Escrevi na última semana que o Carnaval era a festa do troca-troca, na qual o rei virava plebeu e o plebeu virava rei. Pura etimologia. É só dar uma espiadinha nas sapucaís mais badaladas para ver os nobres de todo santo dia exibindo o esplendor vip que deveria estar nos ombros dos anônimos. De repente, o vírus da rainha de bateria – que nessa época se espalha mais do que qualquer zika – contamina notáveis de toda ordem, de atrizes globais a políticos locais.

Um tal de querer repicar mais que os tamborins.

Nem um dos poucos camarotes geralmente reservados aos coadjuvantes escapou este ano – e a loiríssima and famosa Grazi Massafera foi eleita a Mulata do Gois. Antes que me digam que não importa a cor e, sim, a simpatia, a graça, o talento: quando novelas, séries, jornais, realities, programas de auditório ou humor usarem esses mesmos critérios para selecionar suas “mulatas” – e chegarem perto de representar a diversidade brasileira –, a gente volta a conversar.

Por ora, me deixem distribuir meus estandartes de ouro.

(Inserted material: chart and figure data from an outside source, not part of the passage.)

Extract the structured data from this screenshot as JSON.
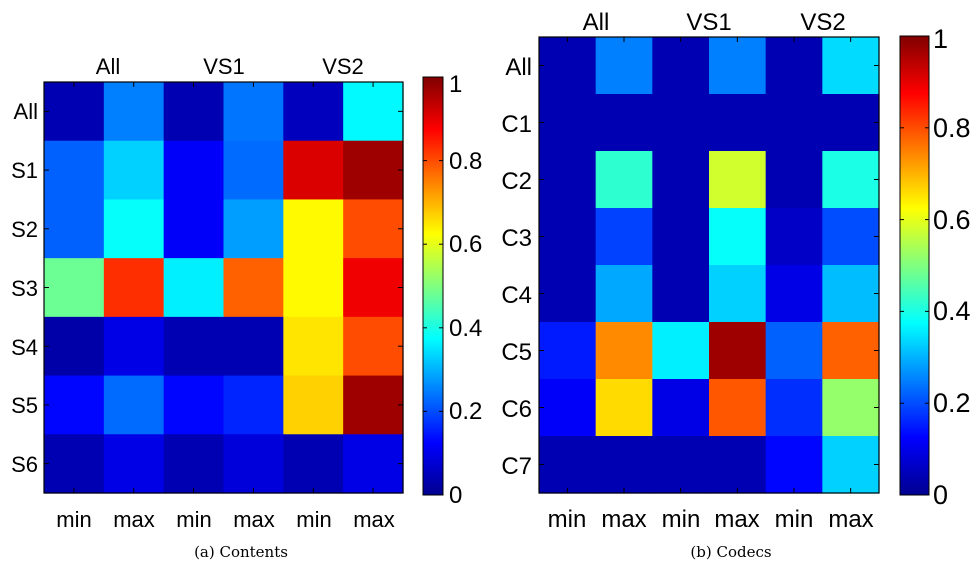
{
  "colormap": "jet",
  "chart_data": [
    {
      "type": "heatmap",
      "caption": "(a)  Contents",
      "group_labels": [
        "All",
        "VS1",
        "VS2"
      ],
      "x_tick_labels": [
        "min",
        "max",
        "min",
        "max",
        "min",
        "max"
      ],
      "y_tick_labels": [
        "All",
        "S1",
        "S2",
        "S3",
        "S4",
        "S5",
        "S6"
      ],
      "colorbar": {
        "ticks": [
          "0",
          "0.2",
          "0.4",
          "0.6",
          "0.8",
          "1"
        ],
        "range": [
          0,
          1
        ]
      },
      "values": [
        [
          0.05,
          0.25,
          0.05,
          0.24,
          0.06,
          0.37
        ],
        [
          0.22,
          0.33,
          0.12,
          0.23,
          0.91,
          0.97
        ],
        [
          0.22,
          0.38,
          0.12,
          0.28,
          0.63,
          0.8
        ],
        [
          0.48,
          0.83,
          0.36,
          0.78,
          0.63,
          0.89
        ],
        [
          0.04,
          0.1,
          0.05,
          0.05,
          0.65,
          0.8
        ],
        [
          0.13,
          0.23,
          0.13,
          0.16,
          0.67,
          0.97
        ],
        [
          0.05,
          0.1,
          0.05,
          0.09,
          0.05,
          0.1
        ]
      ]
    },
    {
      "type": "heatmap",
      "caption": "(b)  Codecs",
      "group_labels": [
        "All",
        "VS1",
        "VS2"
      ],
      "x_tick_labels": [
        "min",
        "max",
        "min",
        "max",
        "min",
        "max"
      ],
      "y_tick_labels": [
        "All",
        "C1",
        "C2",
        "C3",
        "C4",
        "C5",
        "C6",
        "C7"
      ],
      "colorbar": {
        "ticks": [
          "0",
          "0.2",
          "0.4",
          "0.6",
          "0.8",
          "1"
        ],
        "range": [
          0,
          1
        ]
      },
      "values": [
        [
          0.05,
          0.25,
          0.05,
          0.25,
          0.05,
          0.34
        ],
        [
          0.05,
          0.05,
          0.05,
          0.05,
          0.05,
          0.05
        ],
        [
          0.05,
          0.42,
          0.05,
          0.58,
          0.05,
          0.4
        ],
        [
          0.05,
          0.19,
          0.05,
          0.38,
          0.07,
          0.2
        ],
        [
          0.05,
          0.29,
          0.05,
          0.33,
          0.1,
          0.31
        ],
        [
          0.15,
          0.74,
          0.36,
          0.97,
          0.22,
          0.78
        ],
        [
          0.12,
          0.66,
          0.1,
          0.79,
          0.17,
          0.52
        ],
        [
          0.05,
          0.05,
          0.05,
          0.05,
          0.13,
          0.33
        ]
      ]
    }
  ]
}
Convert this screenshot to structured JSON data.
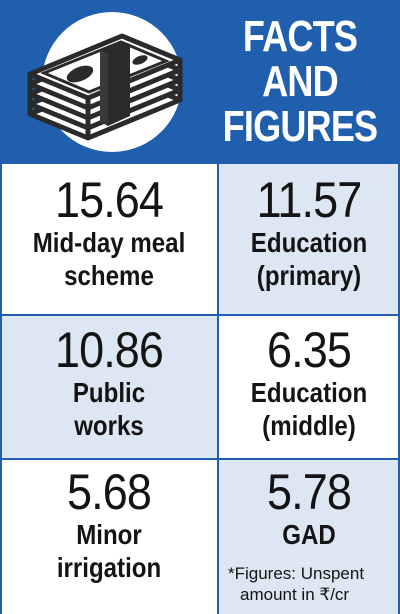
{
  "header": {
    "title_lines": [
      "FACTS",
      "AND",
      "FIGURES"
    ],
    "icon": "money-stack-icon",
    "background_color": "#1f5fae",
    "icon_color": "#2a2a2a"
  },
  "facts": [
    {
      "value": "15.64",
      "label_lines": [
        "Mid-day meal",
        "scheme"
      ],
      "shaded": false
    },
    {
      "value": "11.57",
      "label_lines": [
        "Education",
        "(primary)"
      ],
      "shaded": true
    },
    {
      "value": "10.86",
      "label_lines": [
        "Public",
        "works"
      ],
      "shaded": true
    },
    {
      "value": "6.35",
      "label_lines": [
        "Education",
        "(middle)"
      ],
      "shaded": false
    },
    {
      "value": "5.68",
      "label_lines": [
        "Minor",
        "irrigation"
      ],
      "shaded": false
    },
    {
      "value": "5.78",
      "label_lines": [
        "GAD"
      ],
      "shaded": true
    }
  ],
  "footnote_lines": [
    "*Figures: Unspent",
    "amount in ₹/cr"
  ],
  "colors": {
    "accent": "#1f5fae",
    "shaded_cell": "#dde6f3",
    "text": "#141414"
  }
}
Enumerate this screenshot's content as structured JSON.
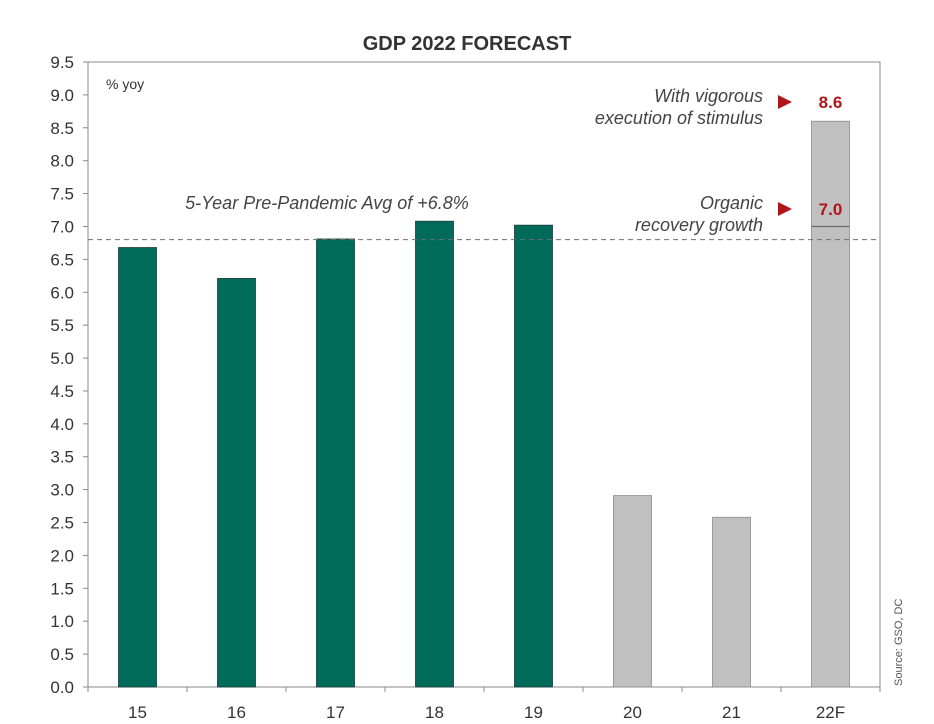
{
  "chart_data": {
    "type": "bar",
    "title": "GDP 2022 FORECAST",
    "unit_label": "% yoy",
    "categories": [
      "15",
      "16",
      "17",
      "18",
      "19",
      "20",
      "21",
      "22F"
    ],
    "values": [
      6.68,
      6.21,
      6.81,
      7.08,
      7.02,
      2.91,
      2.58,
      8.6
    ],
    "bar_colors": [
      "#006b5b",
      "#006b5b",
      "#006b5b",
      "#006b5b",
      "#006b5b",
      "#c0c0c0",
      "#c0c0c0",
      "#c0c0c0"
    ],
    "ylim": [
      0,
      9.5
    ],
    "yticks": [
      "0.0",
      "0.5",
      "1.0",
      "1.5",
      "2.0",
      "2.5",
      "3.0",
      "3.5",
      "4.0",
      "4.5",
      "5.0",
      "5.5",
      "6.0",
      "6.5",
      "7.0",
      "7.5",
      "8.0",
      "8.5",
      "9.0",
      "9.5"
    ],
    "grid": false,
    "reference_line": {
      "value": 6.8,
      "label": "5-Year Pre-Pandemic Avg of +6.8%"
    },
    "forecast_split": {
      "category": "22F",
      "at": 7.0
    },
    "annotations": [
      {
        "line1": "With vigorous",
        "line2": "execution of stimulus",
        "value": 8.6,
        "value_label": "8.6"
      },
      {
        "line1": "Organic",
        "line2": "recovery growth",
        "value": 7.0,
        "value_label": "7.0"
      }
    ],
    "source": "Source: GSO, DC"
  },
  "colors": {
    "green": "#006b5b",
    "grey": "#c0c0c0",
    "accent_red": "#b3141a",
    "axis": "#888888"
  }
}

O de fantasia vai para a Branca Maluca. Um luxo a modelo negra ostentando peruca platinada, camisa da Seleção, frigideira em riste e biquinho à moda selfie. Só faltou o PM na escolta para completar a alegoria. Já o troféu de ala mais bem coreografada vai para a do panelaço, da São Clemente. A escola carioca lacrou ao vestir os brincantes de palhaços verde-amarelos – figurino que dispensa explicações. Quem também dispensa explicações (mas nunca um bom pão com mortadela) é o Bloco Soviético, vencedor da categoria melhor conjunto de comunas bolivarianos esquerdopatas feminazis gayzistas sodomitas comedores de criancinha. A massa não só pintou de vermelho e irreverência as ruas de São Paulo, como ainda garantiu o dez em harmonia e revolução.

Outro estandarte merecidíssimo – o de destrinchar enredos de péssimo gosto – vai para a agremiação Unidos do Bom Senso. Diante do pai branco que fantasiou o filho negro e adotivo de macaco (e acabou sendo acusado de racismo), nota máxima para os que enxergaram ali não falta de carinho, mas uma imensa falta de noção. E sublinharam que é preciso estar constantemente vigilante para se evitar qualquer atitude – mesmo involuntária – que reforce estereótipos e remeta a preconceitos seculares.

Um último prêmio dedico à Rede Manchete de televisão, que jamais atravessaria o samba a ponto de não transmitir ao vivo os desfiles de escolas tradicionalíssimas como Estácio de Sá e Vila Isabel. Saudade enorme do canal que não fazia da festa mais popular do país – patrimônio cultural de todos os brasileiros – apenas um adereço de sua programação.